This graph shows how the intervention’s effects change over time, by using a standardized measure of the effect size. A measure is a standardized measure when it is used in a consistent or standard way. That means we can directly compare the effect sizes across outcomes and across interventions. The effect size value will show us if the intervention has had a small or medium-to-large effect on the outcome measure. If a study reports multiple findings in a domain at any point in time, the effect size reported on the graph is an average of the effect sizes of those findings.

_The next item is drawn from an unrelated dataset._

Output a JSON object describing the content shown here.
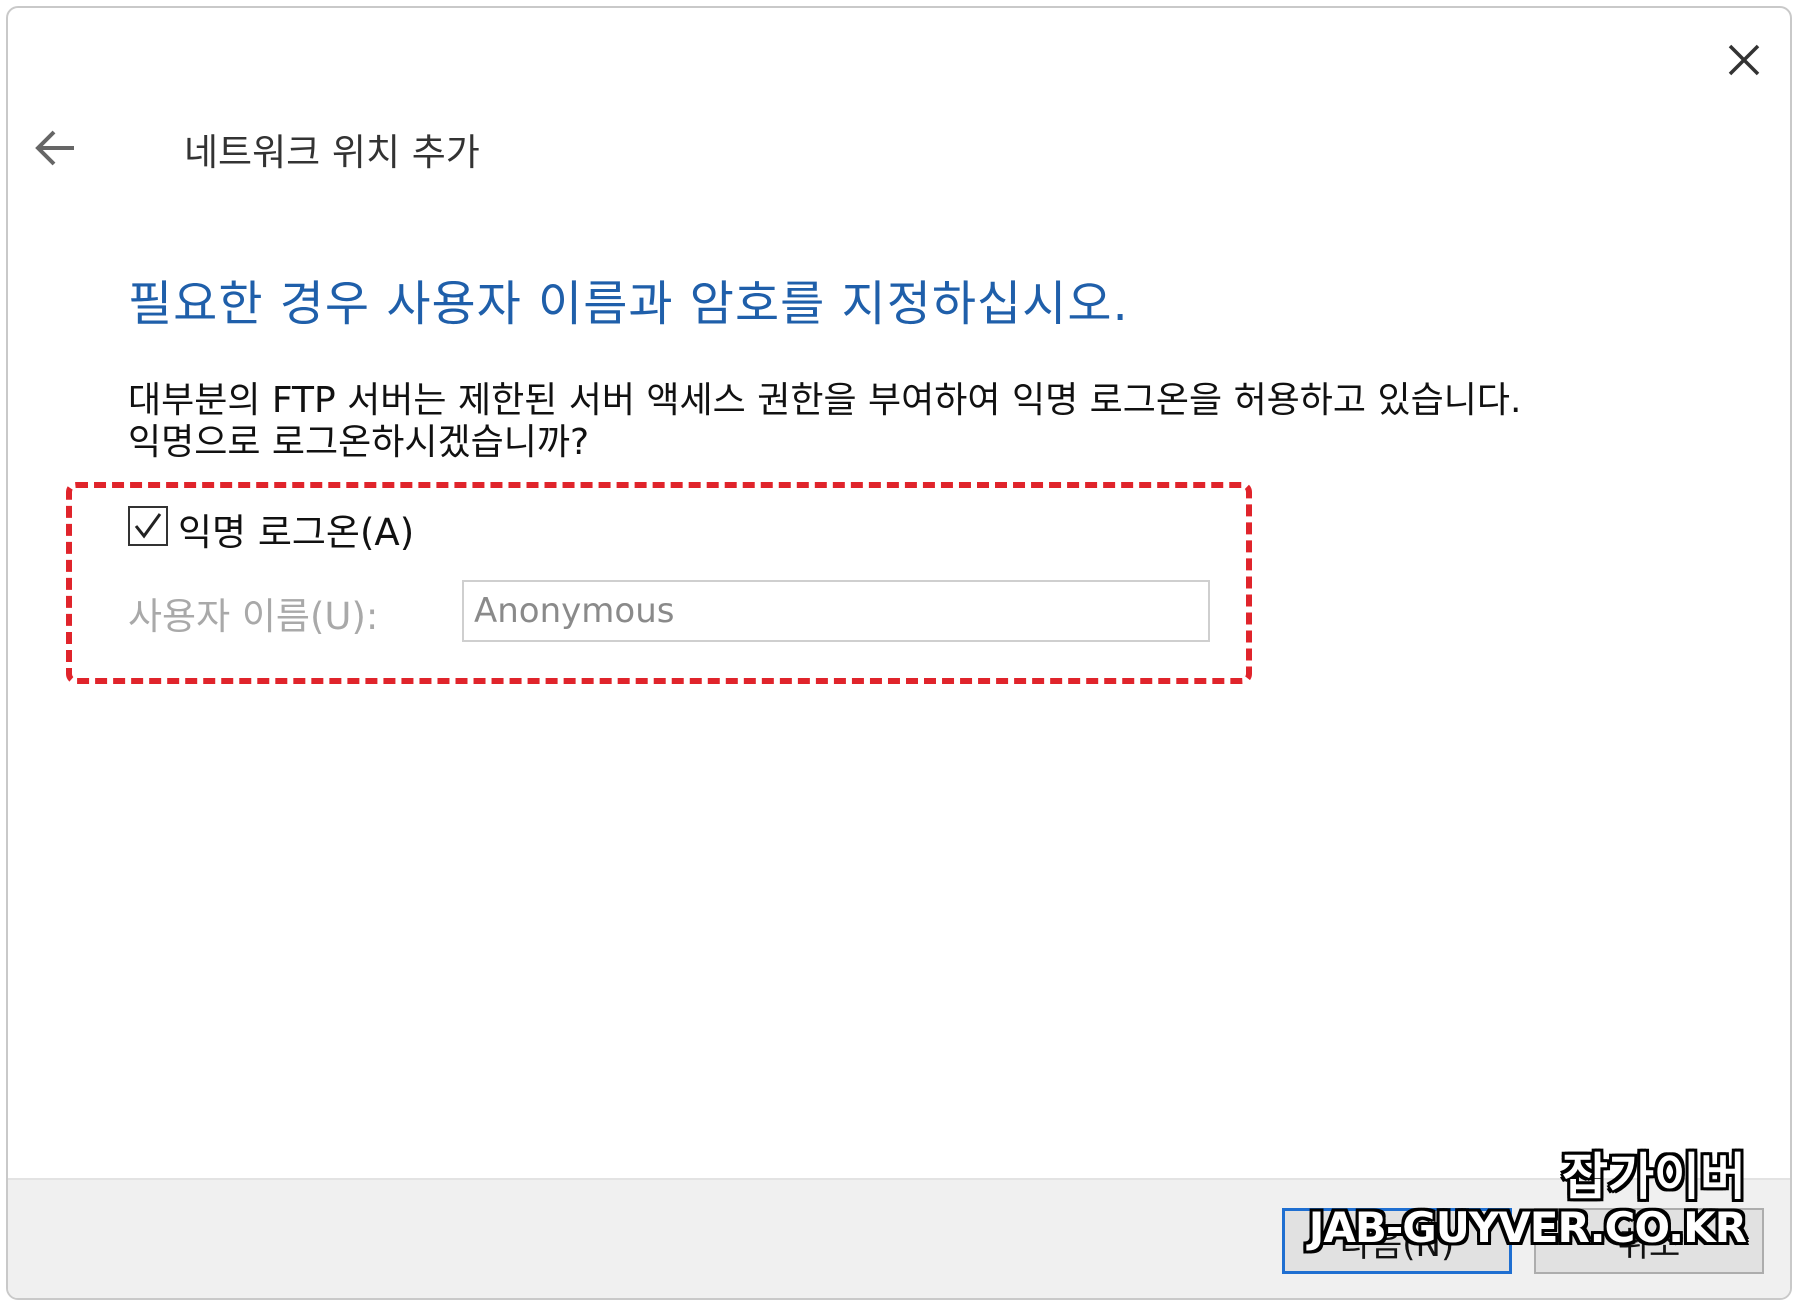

Solid data points indicate statistical significance for that finding, meaning that the result likely occurred because of the intervention, rather than randomly or by chance. A significant finding means you can feel confident the effect is real, not that you just got lucky (or unlucky) in choosing the sample. The Pathways Clearinghouse considers a finding to be statistically significant if there’s less than 5 percent chance the study could yield that finding if the intervention had no effect. Because this number is so small, it’s likely that the intervention is causing the findings. Statistical significance helps us consider how confident we can be that the intervention will result in similar findings upon replication.
If an average effect size is marked as not statistically significant (that is, not solid), it might still include an individual finding that is statistically significant. Let’s say you had an intervention with impacts on earnings in the first quarter, and the impacts included two findings, one statistically significant and one not. When we average them together and then calculate the significance of the average. This means that the average could be statistically significant or not.